In the line camera.actors, we put:

camera.actors=[ground,basket,basket2]

There is no mention the 27 small cubes : only the containing basket. Since cubes are children of the basket, they are seen by the camera if the basket is seen. If any, the camera will include automatically the children, the children of the children… in the photo.

Finally, remark that when an object is copied, all its children are copied too (and recursivly, the children of the children… )

Compounds

The parent/children realtion is asymetric. The Compound notion brings object together in aymmetric way. It is called as

Compound (slavesList=[o1,o2,...])

Each entry of slavesList is

  • an object in World with no genealogy

  • or a sublist [name,objectInworld], where name is a string.

In the second case, the subobject will be accessible with self.name

Here is an example where we access to the cylinder subpart to put it in a vertical position. Moreover, we see that the color applied to the compound overwrites the colors of the components ( the individual colors of the components remain if we don’t overwrite).

../../../_images/genealogyAndCompounds2.png
g=plane(Z,origin-Z).colored("Grey")
c=Cube(1,1,1).colored("Red")
d=Cube(2,2,2)
d.translate(2,0,0).colored("Yellow")
e=Cylinder(start=origin,end=origin+3*X,radius=0.1)
o=Compound([c,["cube",d],["cylinder",e]]).colored("Green") # override all the individual colors
o.cylinder.rotate(Y,1.57) # the Cylinder was horizontal, this instruction puts it vertically

Genealogy versus Compound

When a compound is moved, all the objects in the slavesList are moved simultaneously, thus this is symmetric. Moreover, a color on the compound is affected to each object, thus the compound really behaves like a unique object. In particular, when you intersect with a compound, you intersect with all objects in the compound.

A compound is is a less granular notion than a genealogy relationship.
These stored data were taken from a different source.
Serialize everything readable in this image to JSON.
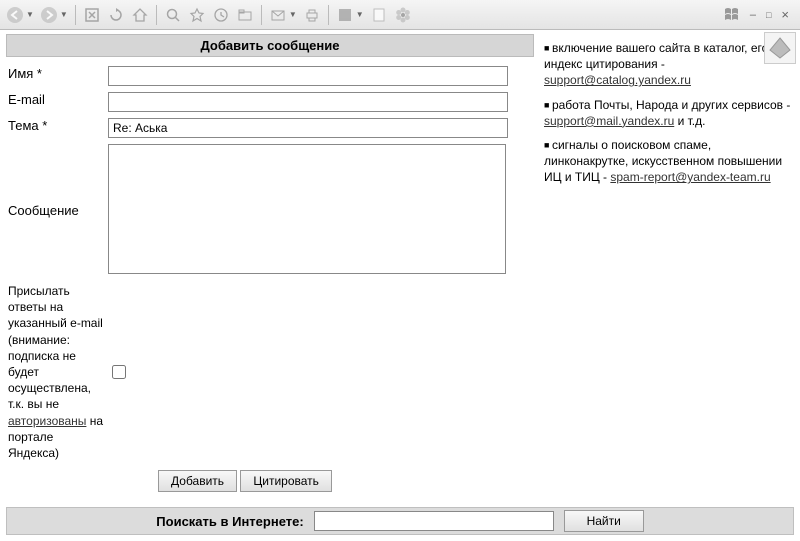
{
  "form": {
    "header": "Добавить сообщение",
    "name_label": "Имя *",
    "name_value": "",
    "email_label": "E-mail",
    "email_value": "",
    "subject_label": "Тема *",
    "subject_value": "Re: Аська",
    "message_label": "Сообщение",
    "message_value": "",
    "subscribe_pre": "Присылать ответы на указанный e-mail",
    "subscribe_note1": "(внимание: подписка не будет осуществлена, т.к. вы не ",
    "subscribe_link": "авторизованы",
    "subscribe_note2": " на портале Яндекса)",
    "add_btn": "Добавить",
    "quote_btn": "Цитировать"
  },
  "side": {
    "item1_pre": "включение вашего сайта в каталог, его индекс цитирования - ",
    "item1_link": "support@catalog.yandex.ru",
    "item2_pre": "работа Почты, Народа и других сервисов - ",
    "item2_link": "support@mail.yandex.ru",
    "item2_post": " и т.д.",
    "item3_pre": "сигналы о поисковом спаме, линконакрутке, искусственном повышении ИЦ и ТИЦ - ",
    "item3_link": "spam-report@yandex-team.ru"
  },
  "search": {
    "label": "Поискать в Интернете:",
    "value": "",
    "button": "Найти"
  },
  "window": {
    "minimize": "–",
    "maximize": "□",
    "close": "×"
  }
}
If you often use subcomponents ( to intersect for instance. or for coloring), it is more convenient with parent/children. If you often use the components as whole object, a compound is preferable. For small projects, using only parent/children gives quick access to the objects. For large projects, the notation compound1.subcompoundname.componentName avoids a collision of the names of the objects. This is in particular very useful to build libraries since the names of the parts of the objects imported from different libraries will not collide.

Technically, there are conditions to use the notions of genealogy and compound simultaneaously. Be careful that it is not allowed is to give a filiations between two elements of the same compound. If you do so, the child moves twice when you move the compound, once as an element of the compound, once as a child, and the movement gives unpredictable results.

If o is an object, o.clone() makes a recursive copy including the children, but neither the parent or the compounds containing it.